Ces meubles fabriqués à partir de plastique recyclé attireraient principalement, pour l’instant, les administrations et les grandes entreprises. « Nous sommes en train de préparer un catalogue pour le Sénégal par rapport aux besoins en matériel urbain et en fournitures utilisées dans le scolaire », indique Aïta Ba, directrice générale de l’usine dakaroise. Des contrats ont déjà été signés avec la société de distribution et de production d’eau BaEauBab et le groupe de BTP Eiffage. D’autres sont en phase de négociation, par exemple avec le Comité national olympique et sportif sénégalais (Cnoss) en vue des Jeux olympiques de la jeunesse de 2026, qui auront lieu à Dakar.

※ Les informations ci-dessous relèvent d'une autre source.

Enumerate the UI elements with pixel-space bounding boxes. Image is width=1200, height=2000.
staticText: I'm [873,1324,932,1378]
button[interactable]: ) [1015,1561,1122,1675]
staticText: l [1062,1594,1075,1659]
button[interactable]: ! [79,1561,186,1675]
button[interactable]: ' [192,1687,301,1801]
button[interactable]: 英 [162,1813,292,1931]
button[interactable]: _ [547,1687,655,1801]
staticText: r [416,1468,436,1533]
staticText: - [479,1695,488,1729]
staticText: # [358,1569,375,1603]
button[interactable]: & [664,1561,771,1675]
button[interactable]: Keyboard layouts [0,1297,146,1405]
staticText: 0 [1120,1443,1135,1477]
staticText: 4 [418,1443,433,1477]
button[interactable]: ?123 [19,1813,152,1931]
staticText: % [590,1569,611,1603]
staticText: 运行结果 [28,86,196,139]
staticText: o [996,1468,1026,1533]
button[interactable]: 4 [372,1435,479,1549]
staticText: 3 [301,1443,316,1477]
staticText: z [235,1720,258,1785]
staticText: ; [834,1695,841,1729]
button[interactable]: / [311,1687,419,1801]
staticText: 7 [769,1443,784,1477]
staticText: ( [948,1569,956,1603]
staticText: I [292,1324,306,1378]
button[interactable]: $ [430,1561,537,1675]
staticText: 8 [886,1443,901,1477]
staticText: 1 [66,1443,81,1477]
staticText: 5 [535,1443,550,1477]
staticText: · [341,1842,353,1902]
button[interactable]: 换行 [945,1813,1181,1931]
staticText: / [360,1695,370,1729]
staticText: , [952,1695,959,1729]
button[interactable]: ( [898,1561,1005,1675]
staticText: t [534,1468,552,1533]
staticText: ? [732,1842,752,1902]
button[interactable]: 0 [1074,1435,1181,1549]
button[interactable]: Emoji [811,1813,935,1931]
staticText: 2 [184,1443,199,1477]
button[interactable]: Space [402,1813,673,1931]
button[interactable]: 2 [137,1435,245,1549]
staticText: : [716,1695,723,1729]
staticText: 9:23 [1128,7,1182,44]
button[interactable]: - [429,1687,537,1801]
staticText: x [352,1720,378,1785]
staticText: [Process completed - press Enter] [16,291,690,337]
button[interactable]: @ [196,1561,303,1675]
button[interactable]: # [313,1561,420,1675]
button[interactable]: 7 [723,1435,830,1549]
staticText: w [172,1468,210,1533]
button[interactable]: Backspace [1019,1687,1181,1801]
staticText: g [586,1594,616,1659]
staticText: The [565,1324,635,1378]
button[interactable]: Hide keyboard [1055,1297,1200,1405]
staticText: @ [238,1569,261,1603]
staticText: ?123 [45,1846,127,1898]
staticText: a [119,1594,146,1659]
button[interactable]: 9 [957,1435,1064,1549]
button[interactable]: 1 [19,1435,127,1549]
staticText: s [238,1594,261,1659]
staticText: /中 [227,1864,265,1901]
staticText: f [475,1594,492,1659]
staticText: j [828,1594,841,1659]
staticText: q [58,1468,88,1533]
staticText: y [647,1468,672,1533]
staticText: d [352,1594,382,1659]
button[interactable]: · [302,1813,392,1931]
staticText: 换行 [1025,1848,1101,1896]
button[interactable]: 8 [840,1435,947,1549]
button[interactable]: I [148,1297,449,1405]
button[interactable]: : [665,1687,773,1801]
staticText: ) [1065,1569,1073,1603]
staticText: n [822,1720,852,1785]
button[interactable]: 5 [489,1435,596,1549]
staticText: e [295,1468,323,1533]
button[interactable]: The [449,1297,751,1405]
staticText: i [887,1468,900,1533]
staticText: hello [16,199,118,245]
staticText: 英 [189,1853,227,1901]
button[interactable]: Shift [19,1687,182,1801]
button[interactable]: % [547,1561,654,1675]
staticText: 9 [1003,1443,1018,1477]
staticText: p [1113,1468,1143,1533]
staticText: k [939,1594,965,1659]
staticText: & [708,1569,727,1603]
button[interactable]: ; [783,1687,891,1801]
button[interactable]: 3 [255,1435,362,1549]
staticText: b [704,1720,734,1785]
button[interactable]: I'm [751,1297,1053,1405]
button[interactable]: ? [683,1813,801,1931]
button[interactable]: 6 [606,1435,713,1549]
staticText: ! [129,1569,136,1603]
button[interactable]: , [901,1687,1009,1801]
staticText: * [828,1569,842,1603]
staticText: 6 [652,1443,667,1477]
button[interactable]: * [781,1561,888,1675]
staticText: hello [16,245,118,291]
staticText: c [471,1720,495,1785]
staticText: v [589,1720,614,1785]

Outre les planches pour les meubles, l’usine fabrique des pavés pour le revêtement de chaussée, qui devraient notamment être utilisés pour le métro d’Abidjan. « Pour faire un pavé, on mélange quatre types de plastique de basse densité, souvent multicouches et très difficiles à recycler, comme les paquets de chips, les sachets d’eau et les sacs plastiques, avec du sable et des déchets de verre », détaille Aïta Ba.

Lors de son inauguration, l’usine a reçu la visite de Moussa Bala Fofana, le ministre de l’urbanisme, des collectivités locales et de l’aménagement du territoire. L’industrialisation de nombreux secteurs est la clé de voûte de la politique de création d’emplois et de développement de l’économie voulue par les nouvelles autorités.